Incidentally, Morrissey has a Very Best Of LP out this month, and I'm delighted to be able to grant him the free publicity.

* Future national treasure Stephen Graham – star of This is England and Pirates of the Caribbean: On Stranger Tides – is less than impressed by the super-injunctions of some fellow actors. "That injunction stuff is a load of bollocks," the televisual tough guy told me at the Bafta Craft Awards. "Everyone's human. We all make mistakes, but deal with it. A lot of couples out there have to deal with it so why should it be any different [for celebrities]?" Luckily for this gossip columnist, Graham shares none of [REDACTED]'s qualms about revealing the details of his sex life. "I have a boy and a girl," Graham says of his children. "I want to concentrate on them – and I don't want any more. So I'm going to get the snip soon. But the wife knows, and she's fine about it."

* James Corden's claim that George (né Gideon) Osborne was the wittiest of his green room companions at The Andrew Marr Show was greeted with some scepticism, but I can well believe it – and not just because the only other people in said green room were Messrs Clegg and Miliband (E).

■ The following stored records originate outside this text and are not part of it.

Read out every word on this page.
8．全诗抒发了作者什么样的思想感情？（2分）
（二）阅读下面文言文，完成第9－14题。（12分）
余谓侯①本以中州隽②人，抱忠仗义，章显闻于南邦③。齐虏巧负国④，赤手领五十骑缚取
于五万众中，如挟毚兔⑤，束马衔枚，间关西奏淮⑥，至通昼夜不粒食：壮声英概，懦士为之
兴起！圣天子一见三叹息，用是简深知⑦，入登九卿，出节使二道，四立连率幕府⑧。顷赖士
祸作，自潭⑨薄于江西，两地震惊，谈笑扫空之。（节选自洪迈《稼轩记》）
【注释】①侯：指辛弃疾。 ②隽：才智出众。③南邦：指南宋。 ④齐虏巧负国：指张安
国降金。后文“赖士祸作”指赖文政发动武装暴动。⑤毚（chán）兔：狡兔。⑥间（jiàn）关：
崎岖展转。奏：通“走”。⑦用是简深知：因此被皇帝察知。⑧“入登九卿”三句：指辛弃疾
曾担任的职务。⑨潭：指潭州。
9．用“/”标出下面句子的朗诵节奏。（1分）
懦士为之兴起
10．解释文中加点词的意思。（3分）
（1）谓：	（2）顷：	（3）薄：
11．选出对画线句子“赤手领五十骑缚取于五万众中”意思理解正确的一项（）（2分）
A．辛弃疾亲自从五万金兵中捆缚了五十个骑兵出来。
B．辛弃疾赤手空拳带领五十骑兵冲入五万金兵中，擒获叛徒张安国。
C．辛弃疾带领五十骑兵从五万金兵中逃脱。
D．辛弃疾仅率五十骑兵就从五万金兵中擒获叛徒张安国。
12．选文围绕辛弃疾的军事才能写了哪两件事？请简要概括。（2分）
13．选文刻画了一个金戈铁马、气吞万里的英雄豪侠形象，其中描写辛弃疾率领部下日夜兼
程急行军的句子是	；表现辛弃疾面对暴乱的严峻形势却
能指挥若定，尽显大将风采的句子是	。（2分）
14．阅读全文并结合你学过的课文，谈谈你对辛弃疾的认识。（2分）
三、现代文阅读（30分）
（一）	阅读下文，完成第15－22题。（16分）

Gideon, of course, once crafted jokes for former Tory leader William Hague when he faced Blair at PMQs. What's more, I'm assured the young fellow was green with envy at his master taking all the credit as Westminster's Funniest Man, c.1999. Alas, judging by Gideon's own lacklustre performance at the Despatch Box (describing renowned Labour self-portraitist Chris Bryant MP as a "pantomime dame", for example), he's a lot funnier in the green room than he is on the stage.

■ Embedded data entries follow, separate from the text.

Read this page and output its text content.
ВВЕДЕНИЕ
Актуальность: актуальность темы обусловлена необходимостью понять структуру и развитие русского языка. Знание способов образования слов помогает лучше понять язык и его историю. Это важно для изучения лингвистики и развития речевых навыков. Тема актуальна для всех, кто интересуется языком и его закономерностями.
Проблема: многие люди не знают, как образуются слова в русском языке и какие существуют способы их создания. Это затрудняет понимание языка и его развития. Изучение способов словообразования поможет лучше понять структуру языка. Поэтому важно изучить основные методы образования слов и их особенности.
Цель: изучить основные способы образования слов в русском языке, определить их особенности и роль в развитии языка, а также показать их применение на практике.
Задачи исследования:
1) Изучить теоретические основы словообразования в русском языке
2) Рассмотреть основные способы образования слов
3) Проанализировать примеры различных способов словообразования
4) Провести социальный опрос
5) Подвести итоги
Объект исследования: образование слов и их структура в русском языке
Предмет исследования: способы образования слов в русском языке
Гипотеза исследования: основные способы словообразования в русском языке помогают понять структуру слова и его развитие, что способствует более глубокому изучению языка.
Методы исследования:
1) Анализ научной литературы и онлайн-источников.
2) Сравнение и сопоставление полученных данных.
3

* Based on her bullish encounter with Bryant, her apparent dismissal of anti-Coalition protests, and the Blair-esque philandering PM in her soft-porn novel First Ladies, many accuse Sky News presenter Kay "Hurly" Burley of Tory bias. Not a bit of it, claimed the erstwhile ice dancer on Richard Bacon's radio show yesterday. Her 18-year-old son voted one way at the election, she told Bacon, and she voted the other. Aha, her host cried, surely the young man is a leftie student? Not necessarily, she replied – just the other day, her son had said, cryptically, "Mum, I think I'm a natural Conservative." (And I'm sure he'll appreciate her revealing as much to the public.) "Nobody," she claimed, "knows how I vote." With a pencil, Kay. With a pencil.

* A footnote to Fart-gate, from The Guardian's venerable Michael White, who was first with the news of Danny Alexander's illicit trading of emissions in an empty Sky News studio. "Sources told me too late for my own deadline," White kindly informs this column, "that Sky staff maliciously allowed Andy Burnham – the father of young children – to use Danny Alexander's polluted studio after the miscreant had left, without warning him that it was a toxic site."

* Despite his party's drubbing at last week's local elections, former Sheffield Council leader Paul Scriven can, I'm told, look forward to a new life in the Lords. Unlike so many Lib Dems, Scriven has stuck by his chum and Sheffield neighbour, Nick "29 Shags" Clegg, through thick and thin – and Clegg will be keen to reward him. Should he be made to wait for the feel of ermine at his neck, however, sources suggest Scriven could try his hand in the music business. Locally, he is "fondly" remembered as the star of a music video advertising Sheffield's Mercure Hotel, in which he crooned an inadvisable cover version of Lou Reed's "Perfect Day".